As longtime art collectors, the Hougens are supporters of the local arts scene. They donated the basement space of The Hougen Centre to the Yukon Arts Society to open a gallery space for local artists. Arts Underground is a 4,500 square foot gallery, workshop and gift shop. More recently, the Hougens have donated bronze busts of Yukon artists—such as Martha Black and Edith Josie—to the city for public display.
The deal not made
His biggest regret in business is not buying the Whitepass Railroad when he had the chance. It’s the deal that got away. The rail line used to haul ore from the Faro mine to Skagway, but when a road was built the Whitepass Railroad owners decided to sell.
Hougen put together a business proposal with a group of investors. The company asked for $10 million, but the investor group only had $7 million. When the Yukon government denied a request for funding to make up the difference, Hougen turned his research over to the railroad owners, who then decided to keep it and retool it as a tourist line. “They did everything according to my study and recommendations,” says Hougen, adding that they even followed his idea to extend the line to Carcross.

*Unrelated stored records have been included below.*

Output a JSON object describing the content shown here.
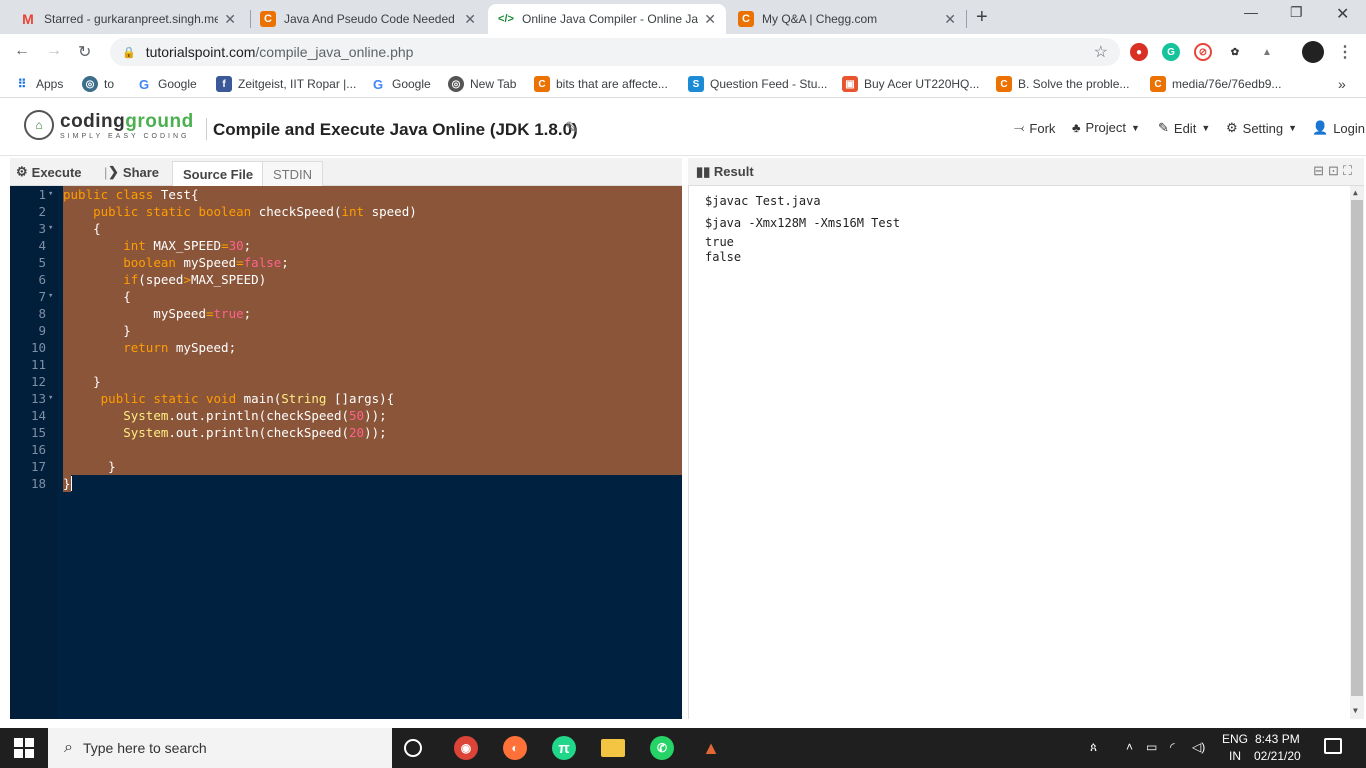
{
  "browser": {
    "tabs": [
      {
        "title": "Starred - gurkaranpreet.singh.me",
        "favicon": "gmail-icon",
        "color": "#ea4335",
        "glyph": "M"
      },
      {
        "title": "Java And Pseudo Code Needed M",
        "favicon": "chegg-icon",
        "color": "#eb7100",
        "glyph": "C"
      },
      {
        "title": "Online Java Compiler - Online Ja",
        "favicon": "code-icon",
        "color": "#1a73e8",
        "glyph": "</>"
      },
      {
        "title": "My Q&A | Chegg.com",
        "favicon": "chegg-icon",
        "color": "#eb7100",
        "glyph": "C"
      }
    ],
    "active_tab": 2,
    "url_domain": "tutorialspoint.com",
    "url_path": "/compile_java_online.php",
    "bookmarks": [
      {
        "label": "Apps",
        "icon": "apps-grid-icon"
      },
      {
        "label": "to",
        "icon": "globe-icon"
      },
      {
        "label": "Google",
        "icon": "google-icon"
      },
      {
        "label": "Zeitgeist, IIT Ropar |...",
        "icon": "facebook-icon"
      },
      {
        "label": "Google",
        "icon": "google-icon"
      },
      {
        "label": "New Tab",
        "icon": "globe-icon"
      },
      {
        "label": "bits that are affecte...",
        "icon": "chegg-icon"
      },
      {
        "label": "Question Feed - Stu...",
        "icon": "chegg-s-icon"
      },
      {
        "label": "Buy Acer UT220HQ...",
        "icon": "shop-icon"
      },
      {
        "label": "B. Solve the proble...",
        "icon": "chegg-icon"
      },
      {
        "label": "media/76e/76edb9...",
        "icon": "chegg-icon"
      }
    ],
    "more_bookmarks": "»"
  },
  "header": {
    "logo_text_a": "coding",
    "logo_text_b": "ground",
    "logo_tagline": "SIMPLY EASY CODING",
    "title": "Compile and Execute Java Online (JDK 1.8.0)",
    "menu": [
      {
        "label": "Fork",
        "icon": "fork-icon"
      },
      {
        "label": "Project",
        "icon": "project-icon",
        "caret": true
      },
      {
        "label": "Edit",
        "icon": "edit-icon",
        "caret": true
      },
      {
        "label": "Setting",
        "icon": "gear-icon",
        "caret": true
      },
      {
        "label": "Login",
        "icon": "user-icon"
      }
    ]
  },
  "toolbar": {
    "execute": "Execute",
    "share": "Share",
    "tabs": [
      "Source File",
      "STDIN"
    ],
    "separator": "|"
  },
  "editor": {
    "lines": [
      [
        [
          "kw",
          "public class "
        ],
        [
          "tx",
          "Test{"
        ]
      ],
      [
        [
          "tx",
          "    "
        ],
        [
          "kw",
          "public static boolean "
        ],
        [
          "tx",
          "checkSpeed("
        ],
        [
          "kw",
          "int"
        ],
        [
          "tx",
          " speed)"
        ]
      ],
      [
        [
          "tx",
          "    {"
        ]
      ],
      [
        [
          "tx",
          ""
        ]
      ],
      [
        [
          "tx",
          "        "
        ],
        [
          "kw",
          "int "
        ],
        [
          "tx",
          "MAX_SPEED"
        ],
        [
          "kw",
          "="
        ],
        [
          "nm",
          "30"
        ],
        [
          "tx",
          ";"
        ]
      ],
      [
        [
          "tx",
          "        "
        ],
        [
          "kw",
          "boolean "
        ],
        [
          "tx",
          "mySpeed"
        ],
        [
          "kw",
          "="
        ],
        [
          "nm",
          "false"
        ],
        [
          "tx",
          ";"
        ]
      ],
      [
        [
          "tx",
          "        "
        ],
        [
          "kw",
          "if"
        ],
        [
          "tx",
          "(speed"
        ],
        [
          "kw",
          ">"
        ],
        [
          "tx",
          "MAX_SPEED)"
        ]
      ],
      [
        [
          "tx",
          "        {"
        ]
      ],
      [
        [
          "tx",
          "            mySpeed"
        ],
        [
          "kw",
          "="
        ],
        [
          "nm",
          "true"
        ],
        [
          "tx",
          ";"
        ]
      ],
      [
        [
          "tx",
          "        }"
        ]
      ],
      [
        [
          "tx",
          "        "
        ],
        [
          "kw",
          "return "
        ],
        [
          "tx",
          "mySpeed;"
        ]
      ],
      [
        [
          "tx",
          ""
        ]
      ],
      [
        [
          "tx",
          "    }"
        ]
      ],
      [
        [
          "tx",
          "     "
        ],
        [
          "kw",
          "public static void "
        ],
        [
          "tx",
          "main("
        ],
        [
          "ty",
          "String "
        ],
        [
          "tx",
          "[]args){"
        ]
      ],
      [
        [
          "tx",
          "        "
        ],
        [
          "ty",
          "System"
        ],
        [
          "tx",
          ".out.println(checkSpeed("
        ],
        [
          "nm",
          "50"
        ],
        [
          "tx",
          "));"
        ]
      ],
      [
        [
          "tx",
          "        "
        ],
        [
          "ty",
          "System"
        ],
        [
          "tx",
          ".out.println(checkSpeed("
        ],
        [
          "nm",
          "20"
        ],
        [
          "tx",
          "));"
        ]
      ],
      [
        [
          "tx",
          ""
        ]
      ],
      [
        [
          "tx",
          "      }"
        ]
      ],
      [
        [
          "tx",
          "}"
        ]
      ]
    ],
    "line_numbers": [
      "1",
      "2",
      "3",
      "",
      "4",
      "5",
      "6",
      "7",
      "8",
      "9",
      "10",
      "11",
      "12",
      "13",
      "14",
      "15",
      "16",
      "17",
      "18"
    ],
    "fold_lines": [
      0,
      2,
      7,
      13
    ]
  },
  "result": {
    "title": "Result",
    "controls": "⊟⊡⛶",
    "output": [
      "$javac Test.java",
      "$java -Xmx128M -Xms16M Test",
      "true",
      "false"
    ]
  },
  "taskbar": {
    "search_placeholder": "Type here to search",
    "lang_top": "ENG",
    "lang_bottom": "IN",
    "time": "8:43 PM",
    "date": "02/21/20",
    "apps": [
      {
        "name": "cortana-icon",
        "color": "#1f1f1f",
        "glyph": "O"
      },
      {
        "name": "chrome-icon",
        "color": "#db4437",
        "glyph": "◉"
      },
      {
        "name": "firefox-icon",
        "color": "#ff7139",
        "glyph": "◐"
      },
      {
        "name": "pycharm-icon",
        "color": "#21d789",
        "glyph": "π"
      },
      {
        "name": "file-explorer-icon",
        "color": "#f4c542",
        "glyph": "▬"
      },
      {
        "name": "whatsapp-icon",
        "color": "#25d366",
        "glyph": "✆"
      },
      {
        "name": "matlab-icon",
        "color": "#e16737",
        "glyph": "▲"
      }
    ]
  }
}
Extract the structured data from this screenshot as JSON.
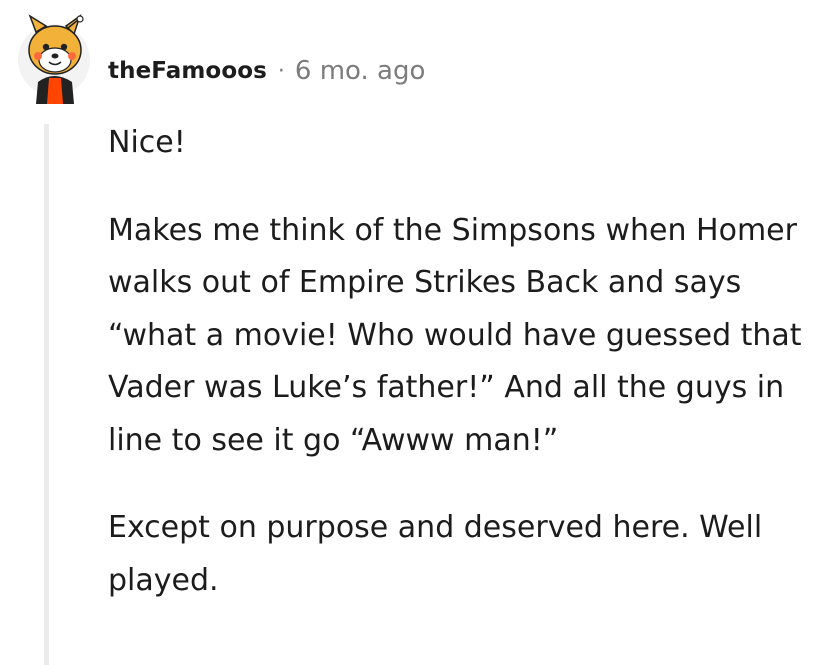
{
  "comment": {
    "author": "theFamooos",
    "separator": "·",
    "timestamp": "6 mo. ago",
    "avatar_icon": "snoo-doge-avatar-icon",
    "paragraphs": [
      "Nice!",
      "Makes me think of the Simpsons when Homer walks out of Empire Strikes Back and says “what a movie! Who would have guessed that Vader was Luke’s father!” And all the guys in line to see it go “Awww man!”",
      "Except on purpose and deserved here. Well played."
    ]
  },
  "colors": {
    "text": "#1c1c1c",
    "meta": "#7c7c7c",
    "thread_line": "#ececec",
    "avatar_face": "#f2b23a",
    "avatar_accent": "#ff4500"
  }
}
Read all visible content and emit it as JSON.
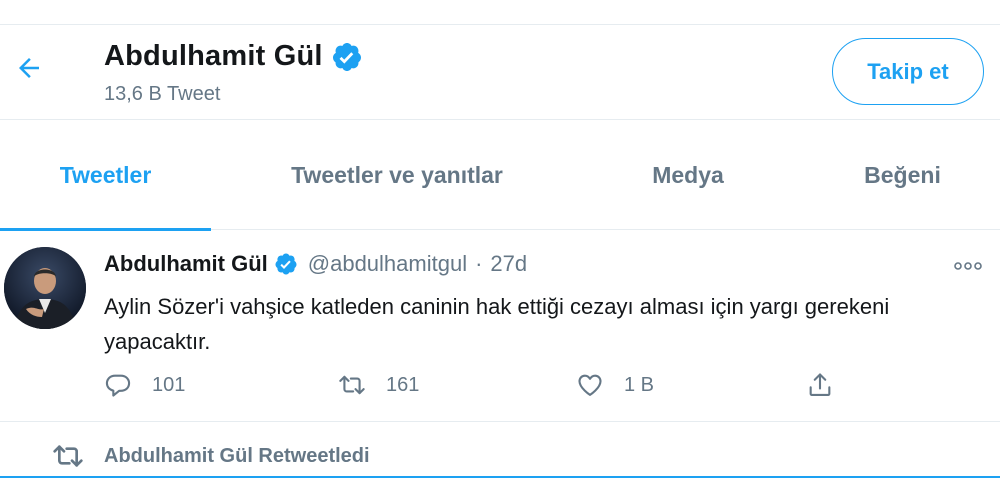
{
  "header": {
    "name": "Abdulhamit Gül",
    "tweet_count": "13,6 B Tweet",
    "follow_label": "Takip et"
  },
  "tabs": [
    {
      "label": "Tweetler",
      "active": true
    },
    {
      "label": "Tweetler ve yanıtlar",
      "active": false
    },
    {
      "label": "Medya",
      "active": false
    },
    {
      "label": "Beğeni",
      "active": false
    }
  ],
  "tweet": {
    "author": "Abdulhamit Gül",
    "handle": "@abdulhamitgul",
    "separator": "·",
    "time": "27d",
    "text": "Aylin Sözer'i vahşice katleden caninin hak ettiği cezayı alması için yargı gerekeni yapacaktır.",
    "replies": "101",
    "retweets": "161",
    "likes": "1 B"
  },
  "retweeted_label": "Abdulhamit Gül Retweetledi",
  "icons": {
    "back": "back-arrow-icon",
    "verified": "verified-badge-icon",
    "more": "more-icon",
    "reply": "reply-icon",
    "retweet": "retweet-icon",
    "like": "heart-icon",
    "share": "share-icon"
  },
  "colors": {
    "accent": "#1da1f2",
    "text": "#14171a",
    "secondary": "#657786",
    "divider": "#e6ecf0"
  }
}
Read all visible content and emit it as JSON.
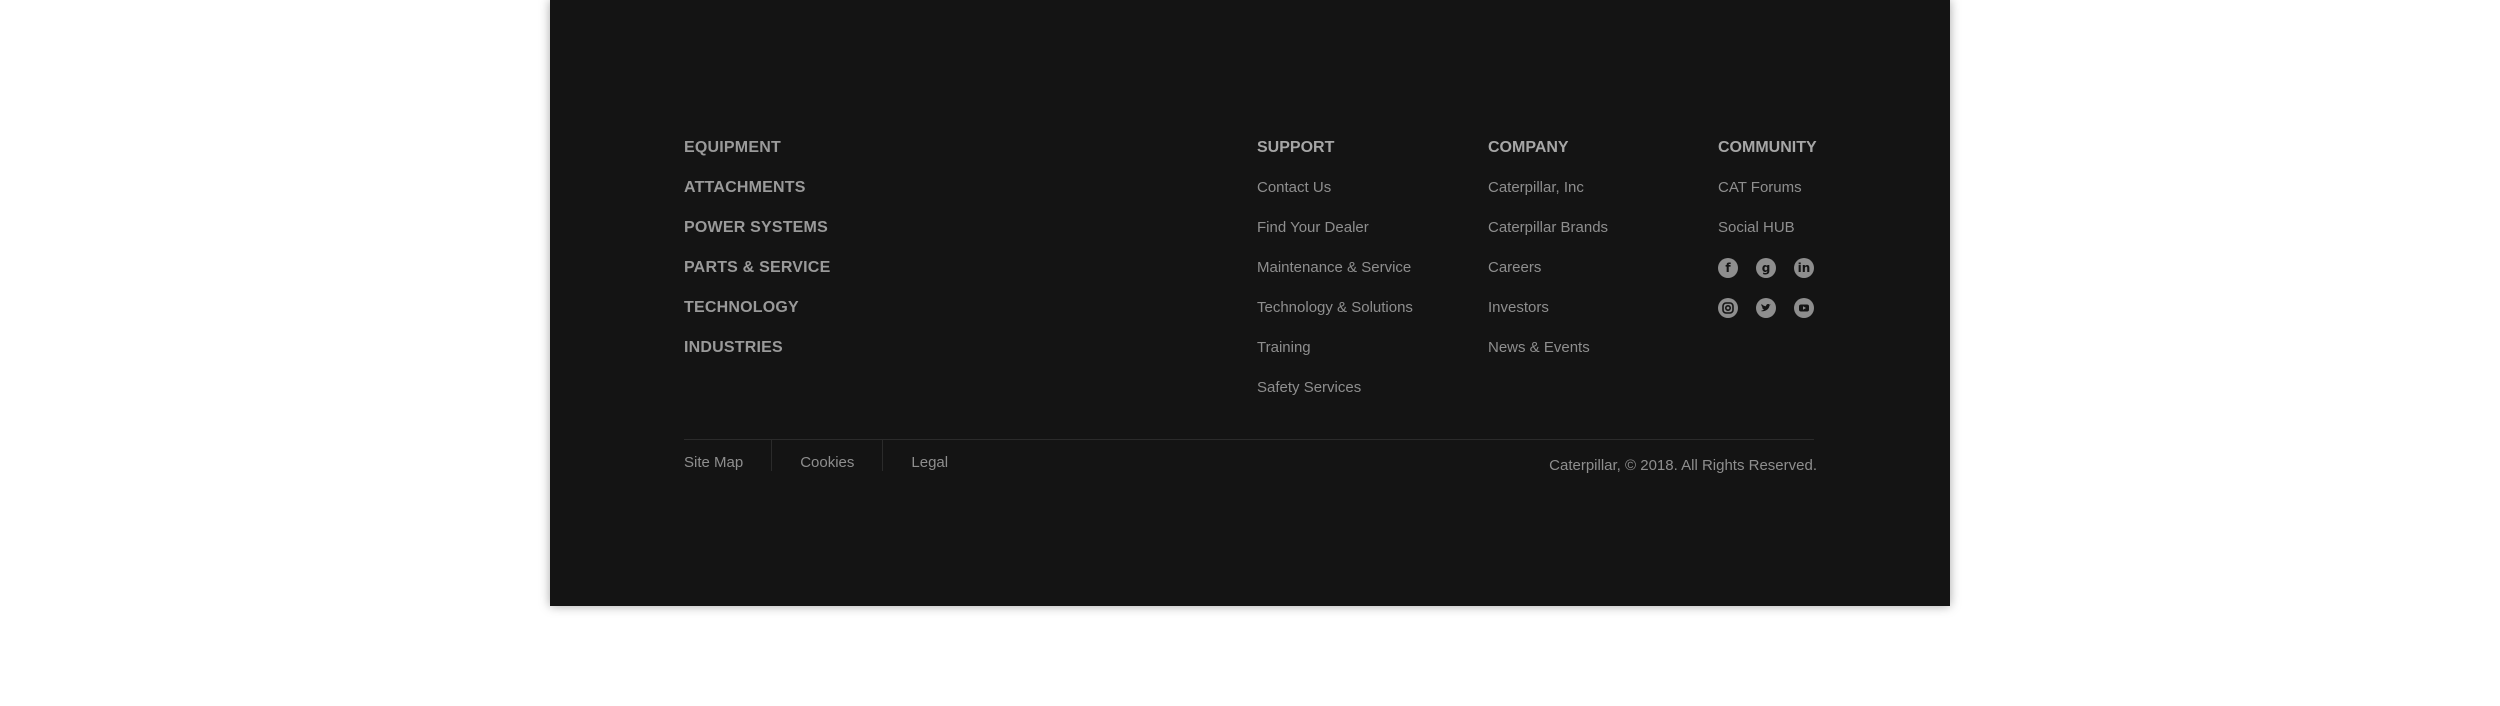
{
  "primary_nav": {
    "items": [
      "EQUIPMENT",
      "ATTACHMENTS",
      "POWER SYSTEMS",
      "PARTS & SERVICE",
      "TECHNOLOGY",
      "INDUSTRIES"
    ]
  },
  "support": {
    "heading": "SUPPORT",
    "links": [
      "Contact Us",
      "Find Your Dealer",
      "Maintenance & Service",
      "Technology & Solutions",
      "Training",
      "Safety Services"
    ]
  },
  "company": {
    "heading": "COMPANY",
    "links": [
      "Caterpillar, Inc",
      "Caterpillar Brands",
      "Careers",
      "Investors",
      "News & Events"
    ]
  },
  "community": {
    "heading": "COMMUNITY",
    "links": [
      "CAT Forums",
      "Social HUB"
    ],
    "social_icons": [
      "facebook-icon",
      "google-plus-icon",
      "linkedin-icon",
      "instagram-icon",
      "twitter-icon",
      "youtube-icon"
    ]
  },
  "bottom": {
    "links": [
      "Site Map",
      "Cookies",
      "Legal"
    ],
    "copyright": "Caterpillar, © 2018. All Rights Reserved."
  },
  "colors": {
    "footer_bg": "#141414",
    "text": "#8e8e8e",
    "heading": "#a6a6a6"
  }
}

Years later, the railroad eventually sold for $270 million to two of Hougen’s original investment partners. “The mistake I did make was that I should have gone to the two ship owners with deep pockets and carved out a bigger piece for them if they came up with the additional funding. I didn’t make the offer and had I done so we would have kept the ownership in the west.”
The Hougen children—Kelly, Karen, Erik, Greta and Maureen—have long been involved in the family businesses, often starting as after-school employees like their dad did. Now, they own many of the enterprises their parents founded.
But Rolf’s always available to give advice. “We wanted the family to be our successors in business and I’m sure in turn they want their children to be their successors.”
Even at his busiest, Hougen made time for the kids. “Family always came first. We always made time for family from the day they were born. No matter how busy we were, there was always family time. I would get the kids up at four in the morning to go duck hunting. They remember fight night where we’d get on the floor and wrestle around.” Their frequent family trips grew in size as their children had children. Pictures from trips to China, Norway, and France are crammed to the frames with people.
“I feel like I’ve spent 25 years living on airplanes. It was tough to be away but Marg looked after the kids very, very well. And it was great when she could travel with me. Our children passed on how they were brought up.”